Nem tudo é como pensávamos | 13 AGO 21

Doença celíaca: falácias e fatos

A doença celíaca é diferente da doença que pensávamos conhecer.
Autor/a: Jocelyn A Silvester, Amelie Therrien, Ciaran P Kelly Celiac Disease: Fallacies and Facts
Resumo

A compreensão da fisiopatologia da doença celíaca progrediu enormemente nos últimos 25 anos, no entanto, persistem algumas falácias sobre características clínicas e manejo. Dados epidemiológicos mundiais estão disponíveis agora, mostrando que a doença celíaca é onipresente. Um alto índice de massa corporal é comum no momento do diagnóstico.

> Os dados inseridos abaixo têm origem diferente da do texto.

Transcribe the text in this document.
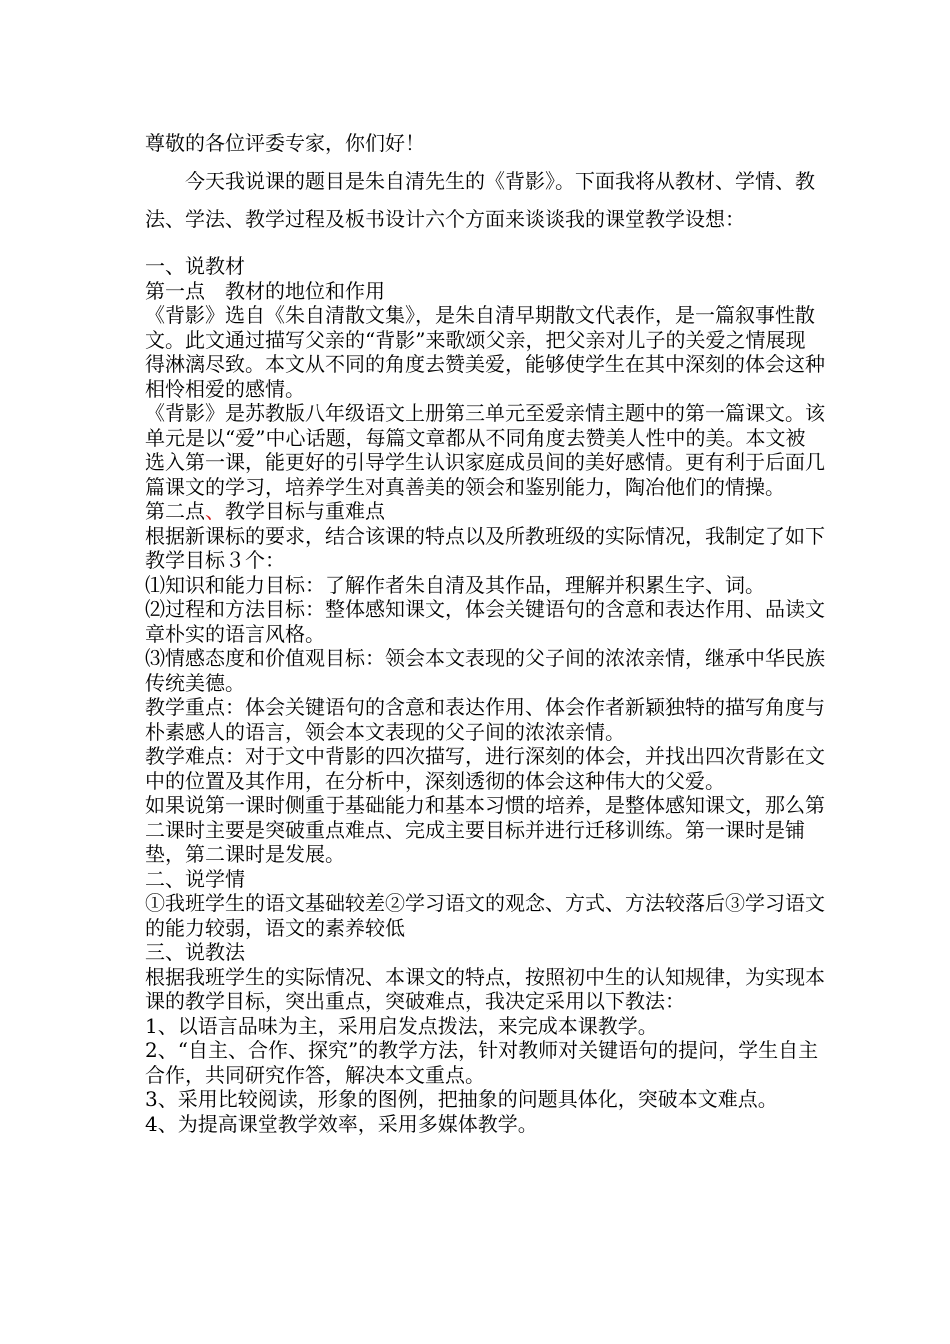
尊敬的各位评委专家，你们好！

今天我说课的题目是朱自清先生的《背影》。下面我将从教材、学情、教法、学法、教学过程及板书设计六个方面来谈谈我的课堂教学设想：

一、说教材

第一点　教材的地位和作用

《背影》选自《朱自清散文集》，是朱自清早期散文代表作，是一篇叙事性散文。此文通过描写父亲的“背影”来歌颂父亲，把父亲对儿子的关爱之情展现得淋漓尽致。本文从不同的角度去赞美爱，能够使学生在其中深刻的体会这种相怜相爱的感情。

《背影》是苏教版八年级语文上册第三单元至爱亲情主题中的第一篇课文。该单元是以“爱”中心话题，每篇文章都从不同角度去赞美人性中的美。本文被选入第一课，能更好的引导学生认识家庭成员间的美好感情。更有利于后面几篇课文的学习，培养学生对真善美的领会和鉴别能力，陶冶他们的情操。

第二点、教学目标与重难点

根据新课标的要求，结合该课的特点以及所教班级的实际情况，我制定了如下教学目标３个：

⑴知识和能力目标：了解作者朱自清及其作品，理解并积累生字、词。

⑵过程和方法目标：整体感知课文，体会关键语句的含意和表达作用、品读文章朴实的语言风格。

⑶情感态度和价值观目标：领会本文表现的父子间的浓浓亲情，继承中华民族传统美德。

教学重点：体会关键语句的含意和表达作用、体会作者新颖独特的描写角度与朴素感人的语言，领会本文表现的父子间的浓浓亲情。

教学难点：对于文中背影的四次描写，进行深刻的体会，并找出四次背影在文中的位置及其作用，在分析中，深刻透彻的体会这种伟大的父爱。

如果说第一课时侧重于基础能力和基本习惯的培养，是整体感知课文，那么第二课时主要是突破重点难点、完成主要目标并进行迁移训练。第一课时是铺垫，第二课时是发展。

二、说学情

①我班学生的语文基础较差②学习语文的观念、方式、方法较落后③学习语文的能力较弱，语文的素养较低

三、说教法

根据我班学生的实际情况、本课文的特点，按照初中生的认知规律，为实现本课的教学目标，突出重点，突破难点，我决定采用以下教法：

1、以语言品味为主，采用启发点拨法，来完成本课教学。

2、“自主、合作、探究”的教学方法，针对教师对关键语句的提问，学生自主合作，共同研究作答，解决本文重点。

3、采用比较阅读，形象的图例，把抽象的问题具体化，突破本文难点。

4、为提高课堂教学效率，采用多媒体教学。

A dieta sem glúten (GFD) é um tratamento imperfeito para a doença celíaca, nem todas as pessoas mostram uma resposta. Essa dieta é amplamente utilizada por pessoas sem doença celíaca, e a melhora sintomática em uma GFD não é suficiente para o diagnóstico. Finalmente, GFD é caro, difícil de alcançar e, portanto, incompletamente eficaz, abrindo oportunidades interessantes para novos tratamentos não dietéticos.

Introdução

A compreensão da doença celíaca se expandiu e se tornou mais sofisticada junto com as ferramentas disponíveis para sua pesquisa (como anticorpos transglutaminase tecidual [TTG], anticorpos de peptídeo gliadina desamidado, tipagem HLA e endoscopia de cápsula de vídeo).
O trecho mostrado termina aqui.